Diesmal geht es ihm um Europa, das ja die eigentliche Leidenschaft des deutschen Sozialdemokraten ist. Er war lange Mitglied des Europäischen Parlaments und zuletzt dessen hochgeachteter Präsident, und manch einer sagt heute, es wäre besser für alle Beteiligten gewesen, Schulz wäre das auch geblieben. Aber sei's drum: Schulz sieht Europa in Gefahr, es gehe um nichts weniger als das "Überleben der liberalen Demokratie" in einem "globalen Kampf der Systeme".
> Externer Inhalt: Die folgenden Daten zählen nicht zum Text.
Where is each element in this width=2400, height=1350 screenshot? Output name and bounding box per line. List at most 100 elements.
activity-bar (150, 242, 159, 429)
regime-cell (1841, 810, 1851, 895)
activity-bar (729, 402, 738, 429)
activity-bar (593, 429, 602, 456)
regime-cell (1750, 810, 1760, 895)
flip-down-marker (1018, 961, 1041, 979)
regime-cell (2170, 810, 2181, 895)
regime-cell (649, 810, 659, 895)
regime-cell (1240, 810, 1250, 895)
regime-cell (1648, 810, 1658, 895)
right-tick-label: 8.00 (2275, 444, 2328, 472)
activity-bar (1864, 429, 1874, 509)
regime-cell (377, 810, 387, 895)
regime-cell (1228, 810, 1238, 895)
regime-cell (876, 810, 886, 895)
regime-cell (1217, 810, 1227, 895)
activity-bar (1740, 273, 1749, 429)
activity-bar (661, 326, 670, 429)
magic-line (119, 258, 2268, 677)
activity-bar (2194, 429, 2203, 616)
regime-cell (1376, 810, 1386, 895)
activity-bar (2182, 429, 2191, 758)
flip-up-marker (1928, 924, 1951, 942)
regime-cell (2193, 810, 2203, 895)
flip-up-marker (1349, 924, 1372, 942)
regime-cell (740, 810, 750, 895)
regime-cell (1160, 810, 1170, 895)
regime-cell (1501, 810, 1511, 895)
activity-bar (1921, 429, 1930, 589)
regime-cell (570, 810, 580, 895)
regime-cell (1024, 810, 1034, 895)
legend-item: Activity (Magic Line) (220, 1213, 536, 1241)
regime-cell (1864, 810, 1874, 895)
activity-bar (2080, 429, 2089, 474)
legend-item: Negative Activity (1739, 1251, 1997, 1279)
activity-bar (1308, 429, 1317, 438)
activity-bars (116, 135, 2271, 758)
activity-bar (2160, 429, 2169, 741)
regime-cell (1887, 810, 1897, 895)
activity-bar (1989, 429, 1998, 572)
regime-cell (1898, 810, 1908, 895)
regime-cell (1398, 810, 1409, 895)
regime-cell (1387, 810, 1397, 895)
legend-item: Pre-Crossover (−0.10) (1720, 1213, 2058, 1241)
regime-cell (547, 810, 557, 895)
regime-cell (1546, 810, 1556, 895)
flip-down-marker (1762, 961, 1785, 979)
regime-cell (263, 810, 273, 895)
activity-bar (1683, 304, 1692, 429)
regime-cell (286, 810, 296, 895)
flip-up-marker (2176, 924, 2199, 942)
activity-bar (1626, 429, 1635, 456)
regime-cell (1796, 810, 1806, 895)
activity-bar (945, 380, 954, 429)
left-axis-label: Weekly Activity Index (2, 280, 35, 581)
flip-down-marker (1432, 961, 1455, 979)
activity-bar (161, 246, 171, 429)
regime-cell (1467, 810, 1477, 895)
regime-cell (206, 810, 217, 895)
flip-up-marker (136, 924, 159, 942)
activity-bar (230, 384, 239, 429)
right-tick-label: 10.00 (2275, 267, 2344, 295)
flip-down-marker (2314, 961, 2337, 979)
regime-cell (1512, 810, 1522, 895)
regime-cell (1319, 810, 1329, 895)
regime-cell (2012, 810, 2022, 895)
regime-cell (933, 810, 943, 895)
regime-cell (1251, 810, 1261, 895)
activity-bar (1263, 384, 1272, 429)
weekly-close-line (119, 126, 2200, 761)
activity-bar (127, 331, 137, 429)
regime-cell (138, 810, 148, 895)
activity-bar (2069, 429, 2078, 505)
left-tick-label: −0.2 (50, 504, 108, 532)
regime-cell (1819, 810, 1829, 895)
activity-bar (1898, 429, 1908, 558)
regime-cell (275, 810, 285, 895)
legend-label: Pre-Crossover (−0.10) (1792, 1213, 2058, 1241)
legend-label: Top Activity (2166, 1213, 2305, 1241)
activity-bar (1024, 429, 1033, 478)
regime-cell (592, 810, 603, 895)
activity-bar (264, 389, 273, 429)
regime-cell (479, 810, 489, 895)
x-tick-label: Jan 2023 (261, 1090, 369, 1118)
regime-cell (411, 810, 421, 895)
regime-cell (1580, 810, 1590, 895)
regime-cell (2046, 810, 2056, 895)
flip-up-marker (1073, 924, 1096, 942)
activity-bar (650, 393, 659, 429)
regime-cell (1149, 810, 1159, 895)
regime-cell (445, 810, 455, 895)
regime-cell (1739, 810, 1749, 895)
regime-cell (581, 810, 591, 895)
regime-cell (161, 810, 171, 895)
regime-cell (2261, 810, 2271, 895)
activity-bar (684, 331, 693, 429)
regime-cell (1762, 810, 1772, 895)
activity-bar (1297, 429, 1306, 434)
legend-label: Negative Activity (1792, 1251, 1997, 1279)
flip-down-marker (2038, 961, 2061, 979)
Schulz sieht Europa gefährdet durch Donald Trump, der seine ehemaligen Partner verachte, dem Nationalismus fröne und offen fremdenfeindlich auftrete. Und er sieht es auch gefährdet durch Trumps Epigonen in "Moskau, Peking, Ankara" sowie "Strache in Österreich, die Regierungen in Warschau und Budapest, und jetzt auch Salvini und Grillo in Italien". Schulz schloss naturgemäß auch die AfD in Deutschland mit ein und schrieb, ihnen allen gemeinsam sei die Verachtung für das Modell der aufgeklärten Demokratie.

Mehr Schulden, weniger Sorgen

Der SPD-Politiker lobt Frankreichs Präsidenten Emmanuel Macron, der diese Krise der liberalen Demokratie als Erster vor dem Europäischen Parlament angeprangert hat. Macron fordert deutlich mehr Investitionen in Bildung, Infrastruktur, Forschung und Entwicklung. Schulz meint, ganz in sozialdemokratischer Tradition, der schon Bruno Kreisky gefrönt hat: Es gehe nicht um ein paar Milliarden mehr oder weniger in den europäischen Budgets, es gehe darum, durch Investitionen die liberale Demokratie zu retten.

Das klingt schön – aber auch allzu einfach. Was Schulz ausklammert, ob bewusst oder unbewusst: Auch die meisten sozialdemokratischen Parteien in Europa haben sich in den vergangenen Jahren zumindest in Teilbereichen illiberal verhalten. Sie haben, zum Beispiel in Österreich, den heimischen Arbeitsmarkt vor "Ausländern" abgeschottet – indem Ausnahmeregelungen erzwungen wurden, um die "eigenen Leute" zu bevorzugen.

In einem Boot mit Populisten

Sie haben, überall in Europa, dabei mitgewirkt, die Grundrechte der Bürger einzuschränken und die Möglichkeiten der Polizei auszuweiten, um die Terrorgefahr zu bannen (was oft genug misslang). Gleichzeitig wurden aber dabei sehr grundlegende Auffassungen von bürgerlicher Freiheit über Bord geworfen – etwa bei Fluggastdatenspeicherung und Telekom-Überwachung.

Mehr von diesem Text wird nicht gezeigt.